Detroit ya no puede esperar que Washington salga al rescate

Crudos en récords nominales. Nafta cara. Las marcas norteamericanas pierden participación de mercado a manos de las orientales. General Motors, segunda automotriz del mundo, arriesga la bancarrota. Todo eso suena familiar...

19 abril, 2006

Hace algo más de una generación, Chrysler también estaba al borde de la quiebra, arrinconada por bajas ventas, exceso de personal y endeudamiento financiero. Hoy, GM y Ford –ésta encara otra restructuración parcial de mandos- vacilan ante gastos presuntamente insoportables de atención médica al personal y los jubilados. En realidad, el problema es que el público no compra sus anacrónicos utilitarios deportivos ni otros modelos, mientras rivales japoneses y surcoreanos ganan terreno en la América anglosajona. Ahora, la más expuesta a una convocatoria es GM.

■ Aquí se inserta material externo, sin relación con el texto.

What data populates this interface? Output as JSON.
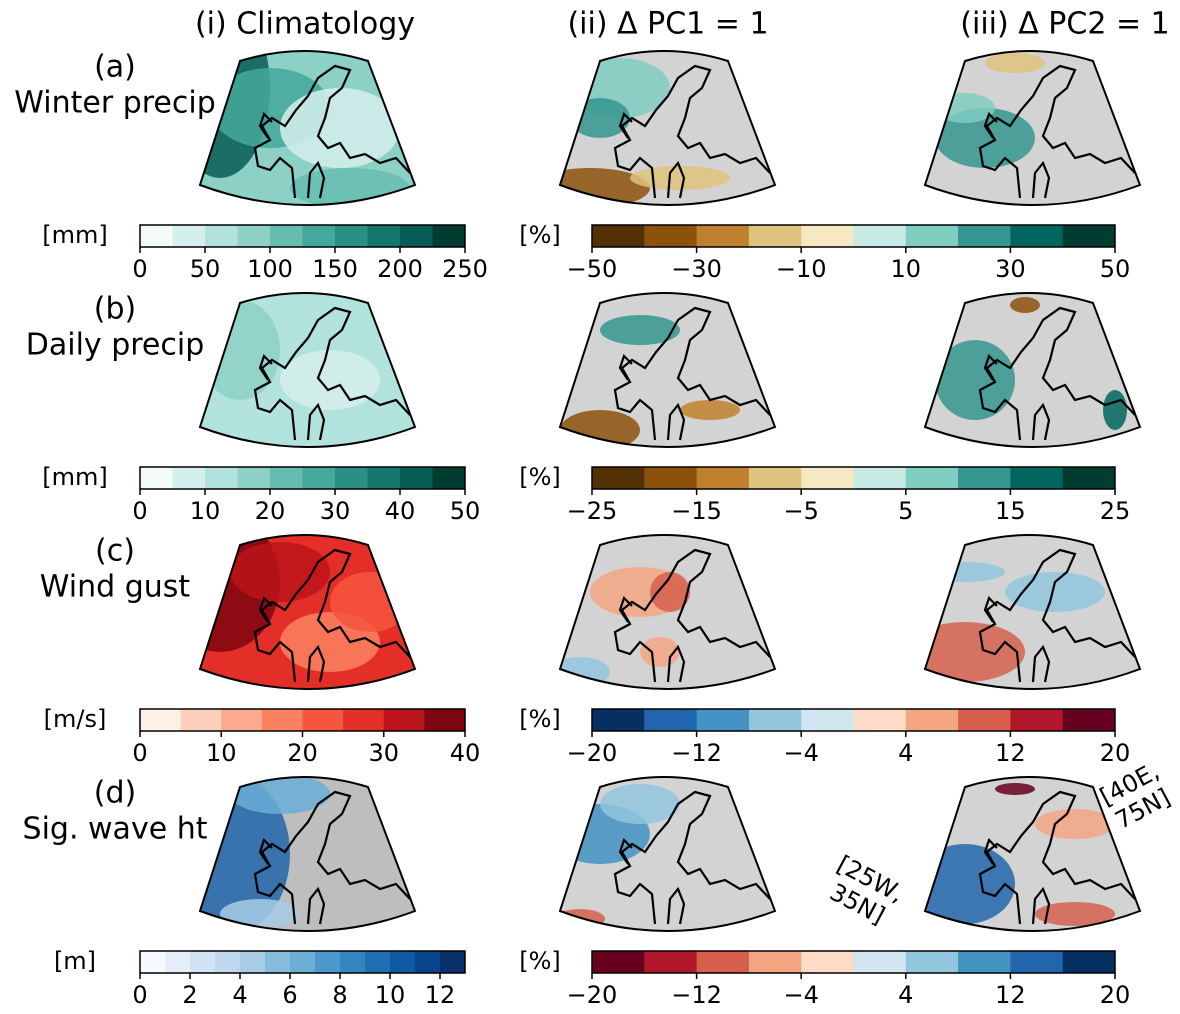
{
  "column_headers": [
    "(i) Climatology",
    "(ii) Δ PC1 = 1",
    "(iii) Δ PC2 = 1"
  ],
  "rows": [
    {
      "panel": "(a)",
      "label": "Winter precip",
      "left_colorbar": {
        "unit": "[mm]",
        "lim": [
          0,
          250
        ],
        "ticks": [
          0,
          50,
          100,
          150,
          200,
          250
        ],
        "colors": [
          "#f3faf8",
          "#d5efec",
          "#b2e2dc",
          "#8dd1c6",
          "#66bdb0",
          "#44a89b",
          "#2a9085",
          "#14766d",
          "#075c53",
          "#003c30"
        ]
      },
      "right_colorbar": {
        "unit": "[%]",
        "lim": [
          -50,
          50
        ],
        "ticks": [
          {
            "value": -50,
            "label": "−50"
          },
          {
            "value": -30,
            "label": "−30"
          },
          {
            "value": -10,
            "label": "−10"
          },
          10,
          30,
          50
        ],
        "colors": [
          "#543005",
          "#8c510a",
          "#bf812d",
          "#dfc27d",
          "#f6e8c3",
          "#c7eae5",
          "#80cdc1",
          "#35978f",
          "#01665e",
          "#003c30"
        ]
      }
    },
    {
      "panel": "(b)",
      "label": "Daily precip",
      "left_colorbar": {
        "unit": "[mm]",
        "lim": [
          0,
          50
        ],
        "ticks": [
          0,
          10,
          20,
          30,
          40,
          50
        ],
        "colors": [
          "#f3faf8",
          "#d5efec",
          "#b2e2dc",
          "#8dd1c6",
          "#66bdb0",
          "#44a89b",
          "#2a9085",
          "#14766d",
          "#075c53",
          "#003c30"
        ]
      },
      "right_colorbar": {
        "unit": "[%]",
        "lim": [
          -25,
          25
        ],
        "ticks": [
          {
            "value": -25,
            "label": "−25"
          },
          {
            "value": -15,
            "label": "−15"
          },
          {
            "value": -5,
            "label": "−5"
          },
          5,
          15,
          25
        ],
        "colors": [
          "#543005",
          "#8c510a",
          "#bf812d",
          "#dfc27d",
          "#f6e8c3",
          "#c7eae5",
          "#80cdc1",
          "#35978f",
          "#01665e",
          "#003c30"
        ]
      }
    },
    {
      "panel": "(c)",
      "label": "Wind gust",
      "left_colorbar": {
        "unit": "[m/s]",
        "lim": [
          0,
          40
        ],
        "ticks": [
          0,
          10,
          20,
          30,
          40
        ],
        "colors": [
          "#fff0ea",
          "#fdd0bc",
          "#fcaa8e",
          "#fc8161",
          "#f6553e",
          "#e32f27",
          "#bc141a",
          "#7f0510"
        ]
      },
      "right_colorbar": {
        "unit": "[%]",
        "lim": [
          -20,
          20
        ],
        "ticks": [
          {
            "value": -20,
            "label": "−20"
          },
          {
            "value": -12,
            "label": "−12"
          },
          {
            "value": -4,
            "label": "−4"
          },
          4,
          12,
          20
        ],
        "colors": [
          "#053061",
          "#2166ac",
          "#4393c3",
          "#92c5de",
          "#d1e5f0",
          "#fddbc7",
          "#f4a582",
          "#d6604d",
          "#b2182b",
          "#67001f"
        ]
      }
    },
    {
      "panel": "(d)",
      "label": "Sig. wave ht",
      "left_colorbar": {
        "unit": "[m]",
        "lim": [
          0,
          13
        ],
        "ticks": [
          0,
          2,
          4,
          6,
          8,
          10,
          12
        ],
        "colors": [
          "#f7fbff",
          "#e3eef9",
          "#d0e2f3",
          "#bfd8ed",
          "#a6cde4",
          "#87bbdc",
          "#6aaed6",
          "#4c98cb",
          "#3585c0",
          "#1f6fb2",
          "#0f5aa3",
          "#08468e",
          "#08306b"
        ]
      },
      "right_colorbar": {
        "unit": "[%]",
        "lim": [
          -20,
          20
        ],
        "ticks": [
          {
            "value": -20,
            "label": "−20"
          },
          {
            "value": -12,
            "label": "−12"
          },
          {
            "value": -4,
            "label": "−4"
          },
          4,
          12,
          20
        ],
        "colors": [
          "#67001f",
          "#b2182b",
          "#d6604d",
          "#f4a582",
          "#fddbc7",
          "#d1e5f0",
          "#92c5de",
          "#4393c3",
          "#2166ac",
          "#053061"
        ]
      }
    }
  ],
  "annotations": [
    [
      "[25W,",
      "35N]"
    ],
    [
      "[40E,",
      "75N]"
    ]
  ]
}
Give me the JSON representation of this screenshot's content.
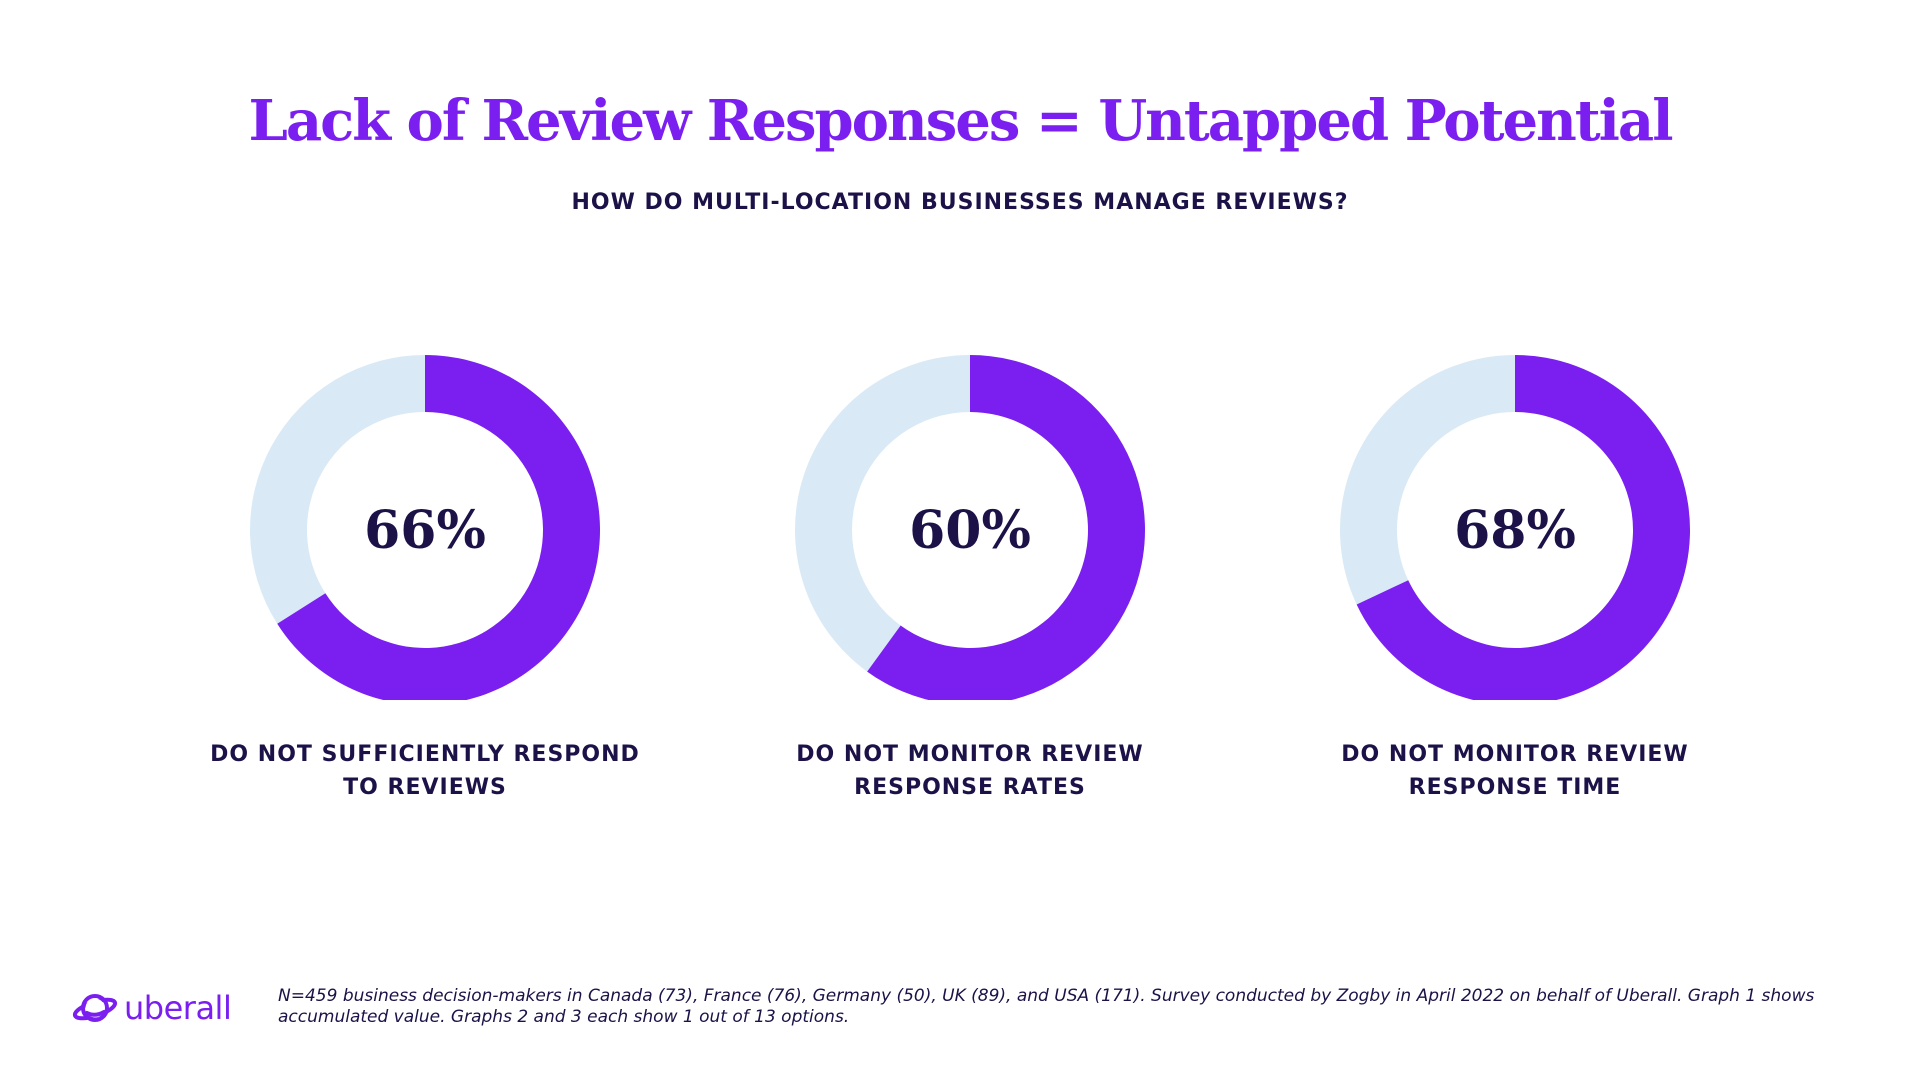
{
  "header": {
    "title": "Lack of Review Responses = Untapped Potential",
    "subtitle": "HOW DO MULTI-LOCATION BUSINESSES MANAGE REVIEWS?"
  },
  "colors": {
    "value": "#7a1ff0",
    "remainder": "#d9eaf6",
    "text": "#1c1248"
  },
  "chart_data": [
    {
      "type": "pie",
      "variant": "donut",
      "value_label": "66%",
      "values": [
        66,
        34
      ],
      "caption": [
        "DO NOT SUFFICIENTLY RESPOND",
        "TO REVIEWS"
      ]
    },
    {
      "type": "pie",
      "variant": "donut",
      "value_label": "60%",
      "values": [
        60,
        40
      ],
      "caption": [
        "DO NOT MONITOR REVIEW",
        "RESPONSE RATES"
      ]
    },
    {
      "type": "pie",
      "variant": "donut",
      "value_label": "68%",
      "values": [
        68,
        32
      ],
      "caption": [
        "DO NOT MONITOR REVIEW",
        "RESPONSE TIME"
      ]
    }
  ],
  "footer": {
    "logo_text": "uberall",
    "logo_icon": "planet-icon",
    "note": "N=459 business decision-makers in Canada (73), France (76), Germany (50), UK (89), and USA (171). Survey conducted by Zogby in April 2022 on behalf of Uberall. Graph 1 shows accumulated value. Graphs 2 and 3 each show 1 out of 13 options."
  }
}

Entretanto, ningún analista cree que el drama en Detroit tenga un desenlace como el de hace 27 años. A fines de los 70, en efecto, las automotrices eran consideradas demasiado grandes y estratégicas como para dejarlas caer. Por entonces, Washington no sólo impuso barreras tarifarias a la importación de vehículos japoneses; además, armó el salvataje de Chrysler emitiendo bonos con respaldo federal para detener un colapso que habría provocado una amplia ola de despidos.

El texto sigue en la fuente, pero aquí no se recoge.